Moreover, with the “intelligible” speakers, “normal” talkers have almost no low-intelligibility utterances but “very low” severity speakers have numerous occurrences of such utterances. There are also notable differences in the distribution patterns across speakers. The extent of this variation suggests the possibility that an utterance-by-utterance assessment of intelligibility variance could be clinically useful, insofar as it could be used as a basis for a phonetic level characterization of the sound contrasts contributing to the intelligibility deficits [28].

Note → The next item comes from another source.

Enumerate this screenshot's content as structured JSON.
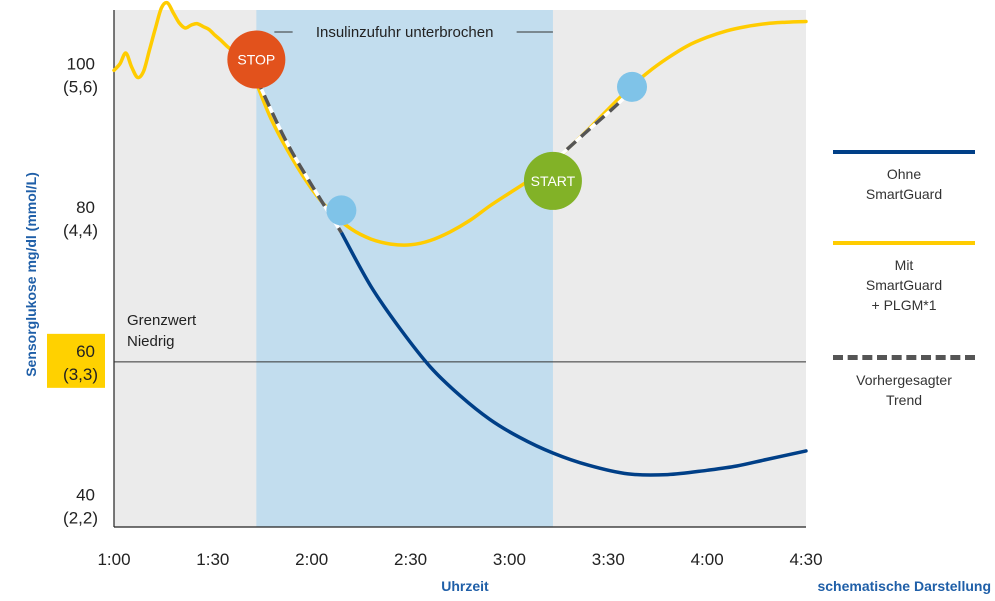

To the best of our knowledge, this is the first work to continuously assess dysuria severity level and intelligibility, so there is not a direct way to compare these results with the findings of other works reported in classification metrics. For instance, Bhat et al. [22] have reported an average accuracy of 98.2 percent using BLSTM with transfer learning and balance data. Joshy et al. [23] reported the classification accuracy of 96.1 for TORGO dataset. As we mentioned in introduction section, existing dysarthria datasets like TORGO and UA-Speech contain only severity-level and intelligibility labels per each speaker, lacking severity-level and intelligibility labels for individual spoken utterances. This assumes that all sentences spoken by a speaker have the same degree of dysarthria which is not always correct in reality. Therefore, the classification metrics reported in these papers are based on this assumption.

Fig. 4.
figure 4

The intelligibility probability histogram for each unseen speaker with a bin-size of 0.05.

5 Conclusion

This paper describes an automatic assessment of per-utterance dysarthria severity-level and speech intelligibility of individual speakers using a 1D-CNN-based model with Transfer learning. The models were trained with discrete dysarthria severity-level and speech intelligibility labels per speaker but used weighted probabilities of the discrete categories across individual utterances and speakers to estimate continuously-valued severity and intelligibility assessment metrics. Our findings demonstrate substantial variations across utterances and speakers for multiple dysarthria severity-levels and support the idea that this type of approach could be an effective tool to support objective clinical assessment of dysarthria.